For European Economic Area (“EEA”) Residents

This section supplements the information contained in our Privacy Policy and applies solely to Users who reside in the EEA. Lunit complies with the General Data Protection Regulation (GDPR) as well as the domestic laws of each member country. 
  • If you reside in the EEA and your personal data is covered by the EU General Data Protection Regulation (“GDPR”), subject to the limitations and exceptions provided in the applicable law, you have the rights provided under the Articles 15, 16, 17, 18, 20, 21 of the GDPR.
    • The right to obtain from Lunit a confirmation as to whether your personal data is being processed, and if so, request for access to your personal data;
    • The right to rectify your personal data that is inaccurate;
    • The right to request Lunit for the erasure of your personal data;
    • The right to restrict the processing of your personal data;
    • The right to object to the processing of your personal data for direct marketing or for any other reason relating to your particular situation;
    • The right to data portability (i.e., the right to receive your personal data in a structured, commonly used and machine-readable format and to transmit those data to another controller);
    • The right to withdraw your consent, if applicable. The withdrawal of the consent does not affect the lawfulness of processing your personal data based on your consent provided prior to the withdrawal. Once you withdraw your consent, Lunit may further process your personal data only if there is other legal ground for Lunit to do so; and
    • The right to lodge a complaint with the responsible supervisory authority if you believe that our data processing is in breach of the GDPR.

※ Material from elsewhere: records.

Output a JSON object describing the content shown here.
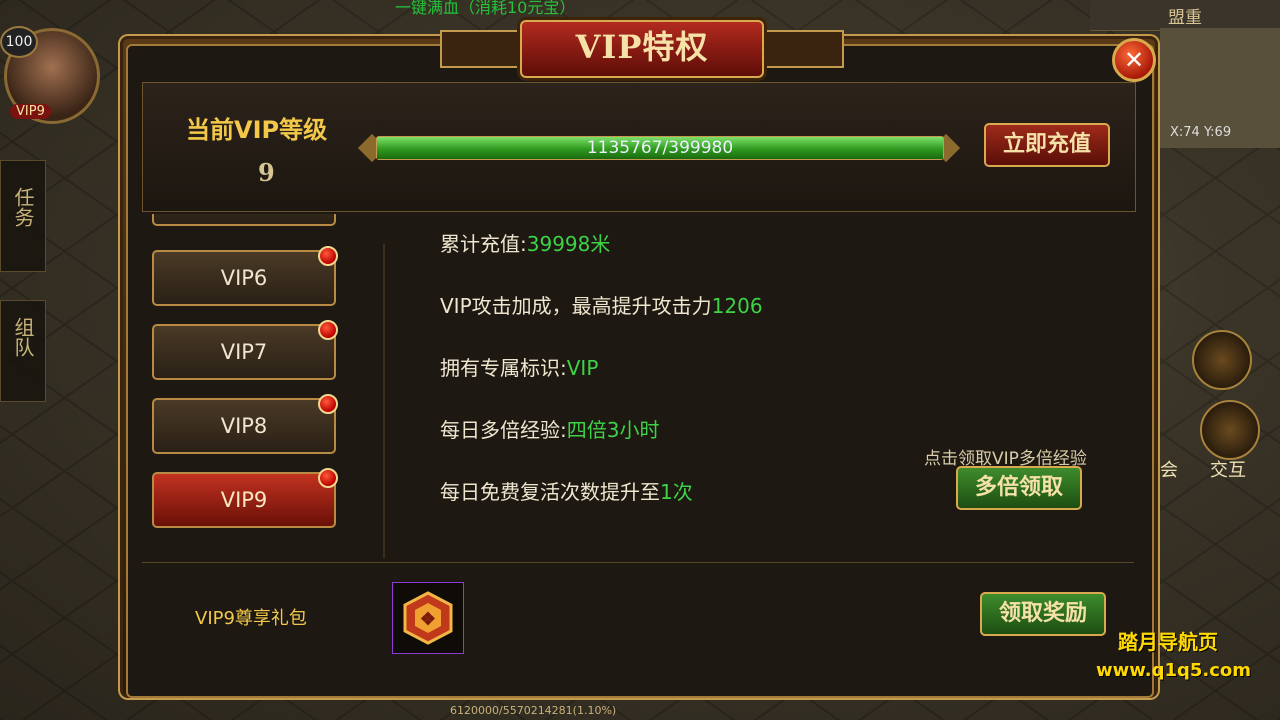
{
  "hud": {
    "top_text": "一键满血（消耗10元宝）",
    "player_level": "100",
    "player_vip": "VIP9",
    "top_right_label": "盟重",
    "minimap_coords": "X:74 Y:69",
    "side_tasks": "任务",
    "side_team": "组队",
    "right_labels": [
      "交互",
      "会"
    ],
    "bottom_exp": "6120000/5570214281(1.10%)"
  },
  "dialog": {
    "title": "VIP特权",
    "close_icon": "close-x",
    "current_level_label": "当前VIP等级",
    "current_level_value": "9",
    "progress": {
      "text": "1135767/399980",
      "fraction": 1.0
    },
    "recharge_button": "立即充值"
  },
  "vip_list": [
    "VIP6",
    "VIP7",
    "VIP8",
    "VIP9"
  ],
  "vip_list_selected": "VIP9",
  "details": {
    "row1_label": "累计充值:",
    "row1_value": "39998米",
    "row2_label": "VIP攻击加成，最高提升攻击力",
    "row2_value": "1206",
    "row3_label": "拥有专属标识:",
    "row3_value": "VIP",
    "row4_label": "每日多倍经验:",
    "row4_value": "四倍3小时",
    "row5_label": "每日免费复活次数提升至",
    "row5_value": "1次"
  },
  "multi_exp": {
    "hint": "点击领取VIP多倍经验",
    "button": "多倍领取"
  },
  "reward": {
    "label": "VIP9尊享礼包",
    "item_icon": "gift-pack-icon",
    "button": "领取奖励"
  },
  "watermark": {
    "line1": "踏月导航页",
    "line2": "www.q1q5.com"
  },
  "colors": {
    "accent_gold": "#d9a94d",
    "green_value": "#3ed346",
    "title_red": "#b22a1e"
  }
}
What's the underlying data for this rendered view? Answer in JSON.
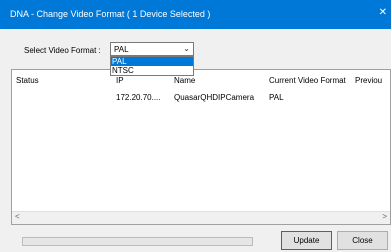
{
  "window": {
    "title": "DNA - Change Video Format ( 1 Device Selected )",
    "close_glyph": "✕"
  },
  "format": {
    "label": "Select Video Format :",
    "selected": "PAL",
    "options": [
      "PAL",
      "NTSC"
    ],
    "highlighted_option": "PAL"
  },
  "list": {
    "columns": [
      "Status",
      "IP",
      "Name",
      "Current Video Format",
      "Previou"
    ],
    "rows": [
      [
        "",
        "172.20.70....",
        "QuasarQHDIPCamera",
        "PAL",
        ""
      ]
    ]
  },
  "buttons": {
    "update": "Update",
    "close": "Close"
  },
  "progress": 0
}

  • International Transfers of Personal Data
    Please be aware that the personal data we collect may be transferred to and maintained on servers or databases located outside your state, province, country, or other jurisdiction, where the privacy laws may not be as protective as those in your location, pursuant to Article 5 and Article 6 of our Privacy Policy. By using this Website, you agree that any of your personal data that is collected by this Website may be managed in this way.